15403719_1819592128067032_6699556345869016139_oIt became clear Jack needed more structure to potty training. I know there is that “Potty train in 3 day” method. But I knew that was not for Jack. You cannot force a stubborn child to do things fast. I followed the advice that Pull-Ups suggests. Setting a timer and having him sit on the potty no matter what—even if he doesn’t go, he will just get used to the idea. Normally, I do not believe in bribing kids to jump developmental milestones. But I knew Jack’s stubbornness needed more motivation. So we made a potty chart. Dots for pee, X for poop. Nothing fancy, just something so he could visualize the progress. He picked the prize of a Shopkins play-set if he filled the whole chart. IMG_9619.JPG

At home, the timer and chart worked great! We started with the timer every 30 minutes for 2 days. Then stretched it to an hour. Then to 90 minutes two days later. He filled the chart and we were so happy! He was even doing great at daycare (he went for 4 hours twice a week then). So we put him in underwear and he got his prize. He still used Pull-ups at night just in case, but hardly needed them. But, we couldn’t keep him close to home forever. It was time to venture out into the real world.

However, things did not go well when we went out. He really did not like going in public restrooms. He just sat there and cried. There were several accidents and car wardrobe changes. Also, about this time we moved twice. Out of our apartment (they kicked us out to remodel but did not have a similar priced unit at the time) and into my parents house. Jack started to have more accidents at home because it was a very stressful time for lot of reasons. I went back to work so he spent more time at daycare or with my mom. He is very attached kid, this was too much change for him. 

He also got back-to-back illnesses for most of the winter—including 2 ER trips. We sadly had to go back to Pull–ups most days. I felt defeated. He felt defeated. I felt like we went back to square one.

We just kept pushing forward. He went back to asking him to go potty every hour. We sat down and talked to him after each accident. Sometimes this resulted in screaming from both parties, sometimes there were tears, and sometimes Jack understood.
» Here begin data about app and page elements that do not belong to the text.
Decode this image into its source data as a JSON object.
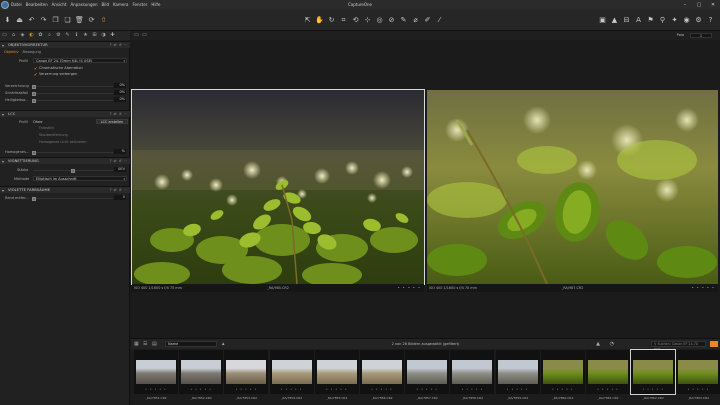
{
  "app": {
    "title": "CaptureOne",
    "menu": [
      "Datei",
      "Bearbeiten",
      "Ansicht",
      "Anpassungen",
      "Bild",
      "Kamera",
      "Fenster",
      "Hilfe"
    ],
    "window_controls": [
      "–",
      "▢",
      "✕"
    ]
  },
  "toolbar": {
    "left": [
      "import-icon",
      "eject-icon",
      "undo-icon",
      "redo-icon",
      "copy-icon",
      "paste-icon",
      "trash-icon",
      "rotate-icon",
      "process-icon"
    ],
    "left_glyphs": [
      "⬇",
      "⏏",
      "↶",
      "↷",
      "❐",
      "❏",
      "🗑",
      "⟳",
      "⇧"
    ],
    "mid_glyphs": [
      "⇱",
      "✋",
      "↻",
      "⌗",
      "⟲",
      "⊹",
      "◎",
      "⊘",
      "✎",
      "⌀",
      "✐",
      "⁄"
    ],
    "right_glyphs": [
      "▣",
      "▲",
      "⊟",
      "A",
      "⚑",
      "⚲",
      "✦",
      "◉",
      "⚙",
      "?"
    ]
  },
  "tool_tabs": [
    "▭",
    "⌂",
    "◈",
    "◐",
    "✿",
    "⌕",
    "⚙",
    "✎",
    "ℹ",
    "★",
    "⊞",
    "◑",
    "✚"
  ],
  "lens": {
    "section": "OBJEKTIVKORREKTUR",
    "tabs": [
      "Objektiv",
      "Bewegung"
    ],
    "profile_label": "Profil",
    "profile_value": "Canon EF 24-70mm f/4L IS USM",
    "chrom_ab": "Chromatische Aberration",
    "hide_distortion": "Verzerrung verbergen",
    "distortion_label": "Verzeichnung",
    "distortion_val": "0%",
    "sharp_label": "Schärfeabfall",
    "sharp_val": "0%",
    "light_label": "Helligkeitsa...",
    "light_val": "0%"
  },
  "lcc": {
    "section": "LCC",
    "profile_label": "Profil",
    "profile_value": "Ohne",
    "create_btn": "LCC erstellen",
    "opt1": "Farbstich",
    "opt2": "Staubentfernung",
    "opt3": "Homogenes Licht aktivieren",
    "homog_label": "Homogenes...",
    "homog_val": "%"
  },
  "vignette_section": {
    "section": "VIGNETTIERUNG",
    "strength_label": "Stärke",
    "strength_val": "0EV",
    "method_label": "Methode",
    "method_value": "Elliptisch im Ausschnitt"
  },
  "color_fringe": {
    "section": "VIOLETTE FARBSÄUME",
    "edge_label": "Rand entfer...",
    "edge_val": "0"
  },
  "viewer": {
    "counter": "Pola",
    "zoom": "1",
    "left_meta": "ISO 400  1/1600 s f/4 70 mm",
    "left_file": "_RA/985.CR2",
    "right_meta": "ISO 400  1/1600 s f/4 70 mm",
    "right_file": "_RA/987.CR2",
    "dots": "• • • • •"
  },
  "browser": {
    "sort_value": "Name",
    "status": "2 von 26 Bildern ausgewählt (gefiltert)",
    "search": "Suchen: Canon EF 24-70 mm",
    "stars": "• • • • •",
    "thumbs": [
      {
        "label": "_RA/7851.CR2",
        "kind": "city"
      },
      {
        "label": "_RA/7852.CR2",
        "kind": "city"
      },
      {
        "label": "_RA/7853.CR2",
        "kind": "dome"
      },
      {
        "label": "_RA/7854.CR2",
        "kind": "museum"
      },
      {
        "label": "_RA/7855.CR2",
        "kind": "museum"
      },
      {
        "label": "_RA/7856.CR2",
        "kind": "museum"
      },
      {
        "label": "_RA/7857.CR2",
        "kind": "building"
      },
      {
        "label": "_RA/7858.CR2",
        "kind": "building"
      },
      {
        "label": "_RA/7859.CR2",
        "kind": "building"
      },
      {
        "label": "_RA/7860.CR2",
        "kind": "plant"
      },
      {
        "label": "_RA/7861.CR2",
        "kind": "plant"
      },
      {
        "label": "_RA/7862.CR2",
        "kind": "plant"
      },
      {
        "label": "_RA/7863.CR2",
        "kind": "plant"
      }
    ]
  }
}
In the spring things got better. We moved into our own home. Jack was thrilled to have his own room for the first time. And his own safe potty. He also stopped getting sick. Things settled down and he went back to no accidents within a month. He even ditched the Pull-Ups for nighttime. 

He walked into his 3-year Well Child appointment in underwear. I snapped the above photo because I was so proud. Part of parenting a high-needs, stubborn child requires you to understand they need time and space. They have their own timelines. Sometimes they are much faster than other kids. Sometimes they are very…painfully…slower…. than other kids. I offered Jack the structure and support. He followed the plan once he was ready. I will admit, I yelled at times and it definitely was wrong of me. That probably contributed to the set-backs. Everyone is human, so just apologize and do better the next time.

Give your stubborn child love, support—-and buy good detergent and carpet cleaner. It might not be easy, but they will do it.